Store cooked momos in an airtight container in the refrigerator for up to 2 days. Steam or pan-fry leftover momos to reheat them without losing their texture.
Momo contains approximately 10 grams of protein per serving (about 6 pieces). While it provides a moderate amount of protein, it is not as high as protein-rich foods like chicken breast or legumes. Its protein content comes primarily from the filling, which often includes meat or paneer.
Momo is not suitable for a typical keto diet as it contains about 35 grams of carbohydrates per serving, mainly from the dough wrapper. Keto diets generally limit carbohydrates to around 20-50 grams per day, so momo would take up most or all of your daily allowance.
Momo can be part of a balanced diet, offering protein, moderate fat, and some energy from carbs. However, it is important to note that one serving contains about 400 mg of sodium, which may be a concern for individuals tracking their salt intake. Additionally, fried momo variants are higher in calories and fat compared to steamed ones.
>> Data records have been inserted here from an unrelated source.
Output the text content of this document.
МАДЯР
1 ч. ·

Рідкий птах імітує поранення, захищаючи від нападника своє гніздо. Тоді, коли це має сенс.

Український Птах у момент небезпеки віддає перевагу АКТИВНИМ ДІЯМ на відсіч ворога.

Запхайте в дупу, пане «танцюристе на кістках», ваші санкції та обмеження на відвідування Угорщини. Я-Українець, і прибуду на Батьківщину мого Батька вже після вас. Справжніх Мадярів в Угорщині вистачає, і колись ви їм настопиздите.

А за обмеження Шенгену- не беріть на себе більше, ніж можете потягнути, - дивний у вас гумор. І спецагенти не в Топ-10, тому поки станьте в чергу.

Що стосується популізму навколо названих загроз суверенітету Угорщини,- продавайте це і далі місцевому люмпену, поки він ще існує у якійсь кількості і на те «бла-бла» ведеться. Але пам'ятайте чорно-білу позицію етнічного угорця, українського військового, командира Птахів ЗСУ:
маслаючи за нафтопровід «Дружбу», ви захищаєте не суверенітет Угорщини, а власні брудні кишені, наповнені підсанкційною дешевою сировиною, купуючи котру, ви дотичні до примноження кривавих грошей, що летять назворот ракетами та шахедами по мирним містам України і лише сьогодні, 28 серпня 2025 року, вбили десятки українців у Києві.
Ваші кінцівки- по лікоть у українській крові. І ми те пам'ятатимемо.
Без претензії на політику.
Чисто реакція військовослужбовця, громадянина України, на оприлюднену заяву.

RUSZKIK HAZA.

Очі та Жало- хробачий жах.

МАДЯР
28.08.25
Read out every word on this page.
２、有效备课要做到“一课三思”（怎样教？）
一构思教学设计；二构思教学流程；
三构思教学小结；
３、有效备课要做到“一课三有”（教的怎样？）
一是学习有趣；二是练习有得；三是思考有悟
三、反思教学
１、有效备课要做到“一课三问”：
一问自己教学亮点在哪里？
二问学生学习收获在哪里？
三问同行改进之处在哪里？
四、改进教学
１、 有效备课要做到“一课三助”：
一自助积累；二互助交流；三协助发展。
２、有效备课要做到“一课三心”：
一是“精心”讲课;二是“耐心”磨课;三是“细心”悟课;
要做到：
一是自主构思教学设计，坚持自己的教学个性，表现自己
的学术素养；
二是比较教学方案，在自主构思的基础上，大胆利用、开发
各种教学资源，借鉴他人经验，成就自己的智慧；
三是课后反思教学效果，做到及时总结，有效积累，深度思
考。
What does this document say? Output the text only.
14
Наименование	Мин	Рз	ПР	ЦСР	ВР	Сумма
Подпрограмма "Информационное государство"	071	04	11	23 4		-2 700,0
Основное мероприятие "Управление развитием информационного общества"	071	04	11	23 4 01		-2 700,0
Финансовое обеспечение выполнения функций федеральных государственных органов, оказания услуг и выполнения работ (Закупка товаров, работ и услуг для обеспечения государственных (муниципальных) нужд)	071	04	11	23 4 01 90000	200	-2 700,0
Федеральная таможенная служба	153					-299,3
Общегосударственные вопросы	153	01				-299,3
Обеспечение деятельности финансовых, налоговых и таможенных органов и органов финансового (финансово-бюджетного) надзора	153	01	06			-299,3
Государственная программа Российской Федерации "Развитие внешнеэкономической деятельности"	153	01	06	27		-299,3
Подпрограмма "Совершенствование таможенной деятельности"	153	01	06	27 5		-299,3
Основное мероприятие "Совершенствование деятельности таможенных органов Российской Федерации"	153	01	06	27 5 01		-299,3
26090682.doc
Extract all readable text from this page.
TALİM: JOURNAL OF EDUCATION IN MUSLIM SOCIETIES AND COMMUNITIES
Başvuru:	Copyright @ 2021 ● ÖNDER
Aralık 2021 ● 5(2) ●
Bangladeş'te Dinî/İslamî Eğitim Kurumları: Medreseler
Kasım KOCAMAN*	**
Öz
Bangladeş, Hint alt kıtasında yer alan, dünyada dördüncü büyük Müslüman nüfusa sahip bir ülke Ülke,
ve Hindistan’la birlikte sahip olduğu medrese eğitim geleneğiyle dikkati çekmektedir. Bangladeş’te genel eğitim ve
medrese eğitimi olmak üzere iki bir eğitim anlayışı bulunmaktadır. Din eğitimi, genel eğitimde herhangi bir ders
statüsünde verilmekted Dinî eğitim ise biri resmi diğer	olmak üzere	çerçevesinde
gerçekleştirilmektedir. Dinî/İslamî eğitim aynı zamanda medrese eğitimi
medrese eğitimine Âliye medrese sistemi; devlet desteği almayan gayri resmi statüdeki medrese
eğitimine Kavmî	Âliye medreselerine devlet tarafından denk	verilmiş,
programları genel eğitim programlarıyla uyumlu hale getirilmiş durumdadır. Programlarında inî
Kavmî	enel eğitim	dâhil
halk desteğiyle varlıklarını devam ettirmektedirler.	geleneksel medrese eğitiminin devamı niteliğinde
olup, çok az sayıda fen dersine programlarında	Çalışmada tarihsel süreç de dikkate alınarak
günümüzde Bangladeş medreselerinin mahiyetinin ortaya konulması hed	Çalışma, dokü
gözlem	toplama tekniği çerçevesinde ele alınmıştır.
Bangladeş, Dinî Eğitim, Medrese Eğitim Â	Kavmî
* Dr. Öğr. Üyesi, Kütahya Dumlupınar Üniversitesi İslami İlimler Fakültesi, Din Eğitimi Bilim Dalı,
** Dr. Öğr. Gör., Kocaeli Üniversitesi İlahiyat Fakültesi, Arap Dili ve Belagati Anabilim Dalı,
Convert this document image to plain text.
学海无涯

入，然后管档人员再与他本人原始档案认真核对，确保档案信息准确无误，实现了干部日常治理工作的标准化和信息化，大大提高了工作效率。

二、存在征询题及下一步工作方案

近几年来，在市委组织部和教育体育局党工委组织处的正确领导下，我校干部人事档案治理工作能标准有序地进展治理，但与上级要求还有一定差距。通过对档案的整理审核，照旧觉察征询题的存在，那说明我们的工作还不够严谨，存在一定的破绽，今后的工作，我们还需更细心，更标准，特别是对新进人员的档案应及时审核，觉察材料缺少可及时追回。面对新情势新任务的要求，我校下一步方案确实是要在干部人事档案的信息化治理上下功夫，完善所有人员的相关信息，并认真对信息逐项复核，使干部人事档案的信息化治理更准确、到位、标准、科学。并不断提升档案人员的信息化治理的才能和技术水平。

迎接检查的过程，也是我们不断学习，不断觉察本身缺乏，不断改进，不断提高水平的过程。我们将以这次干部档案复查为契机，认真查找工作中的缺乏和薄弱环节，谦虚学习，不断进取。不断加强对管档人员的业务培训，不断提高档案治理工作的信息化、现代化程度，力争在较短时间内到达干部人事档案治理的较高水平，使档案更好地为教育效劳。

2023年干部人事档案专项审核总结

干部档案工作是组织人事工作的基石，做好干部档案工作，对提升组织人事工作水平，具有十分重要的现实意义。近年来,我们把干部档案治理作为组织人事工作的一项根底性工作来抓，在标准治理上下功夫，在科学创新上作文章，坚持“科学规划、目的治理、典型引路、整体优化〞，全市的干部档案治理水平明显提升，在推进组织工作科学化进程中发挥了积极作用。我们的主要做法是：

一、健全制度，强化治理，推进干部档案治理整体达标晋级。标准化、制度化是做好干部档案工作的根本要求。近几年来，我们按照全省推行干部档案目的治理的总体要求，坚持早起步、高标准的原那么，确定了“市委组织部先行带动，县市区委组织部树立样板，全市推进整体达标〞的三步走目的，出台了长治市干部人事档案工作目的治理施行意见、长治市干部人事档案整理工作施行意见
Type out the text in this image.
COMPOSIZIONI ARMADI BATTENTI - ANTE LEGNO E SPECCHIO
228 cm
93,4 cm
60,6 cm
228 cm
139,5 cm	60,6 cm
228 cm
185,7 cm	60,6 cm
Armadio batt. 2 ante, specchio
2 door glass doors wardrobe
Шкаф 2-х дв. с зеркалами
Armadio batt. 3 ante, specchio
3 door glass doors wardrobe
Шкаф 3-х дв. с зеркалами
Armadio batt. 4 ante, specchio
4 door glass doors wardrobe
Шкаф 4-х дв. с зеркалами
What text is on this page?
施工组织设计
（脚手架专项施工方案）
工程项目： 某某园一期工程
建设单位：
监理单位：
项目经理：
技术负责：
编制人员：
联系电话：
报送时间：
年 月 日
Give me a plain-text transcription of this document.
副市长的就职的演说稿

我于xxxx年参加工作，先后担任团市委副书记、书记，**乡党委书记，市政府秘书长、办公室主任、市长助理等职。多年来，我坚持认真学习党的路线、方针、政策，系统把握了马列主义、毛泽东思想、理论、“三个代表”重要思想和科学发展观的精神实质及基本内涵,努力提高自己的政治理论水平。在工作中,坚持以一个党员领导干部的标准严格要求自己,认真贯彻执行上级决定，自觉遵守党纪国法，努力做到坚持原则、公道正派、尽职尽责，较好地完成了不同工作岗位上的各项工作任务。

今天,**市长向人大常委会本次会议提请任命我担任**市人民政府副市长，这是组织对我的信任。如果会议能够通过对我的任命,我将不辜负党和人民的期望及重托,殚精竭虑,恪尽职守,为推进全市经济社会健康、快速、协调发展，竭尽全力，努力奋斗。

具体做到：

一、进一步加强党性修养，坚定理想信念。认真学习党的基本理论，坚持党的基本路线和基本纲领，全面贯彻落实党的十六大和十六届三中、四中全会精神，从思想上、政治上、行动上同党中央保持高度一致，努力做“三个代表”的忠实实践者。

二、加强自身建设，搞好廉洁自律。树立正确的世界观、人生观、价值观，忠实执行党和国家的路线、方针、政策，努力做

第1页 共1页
A standard serving size of momo is typically about 6 pieces, providing 250 calories. If served as a main meal, you can pair it with a salad or steamed vegetables to boost its nutritional profile. For appetizers, 3-4 pieces are a lighter choice.
Momo is similar to gyoza and wontons in that they are all dumplings, but momo typically has a thicker dough and is often steamed. In comparison, gyoza is pan-fried and thinner, while wontons are frequently boiled in soups. Nutritionally, momo tends to have slightly more calories and carbohydrates per serving because of its thicker wrapper.
Our nutrition data comes from trusted, authoritative sources to ensure accuracy and reliability. Below are specific scientific references and authoritative sources for this food item.
Additional Authoritative Sources:
Daily value percentages based on FDA guidelines. Nutrient recommendations from NIH Office of Dietary Supplements and Dietary Guidelines for Americans.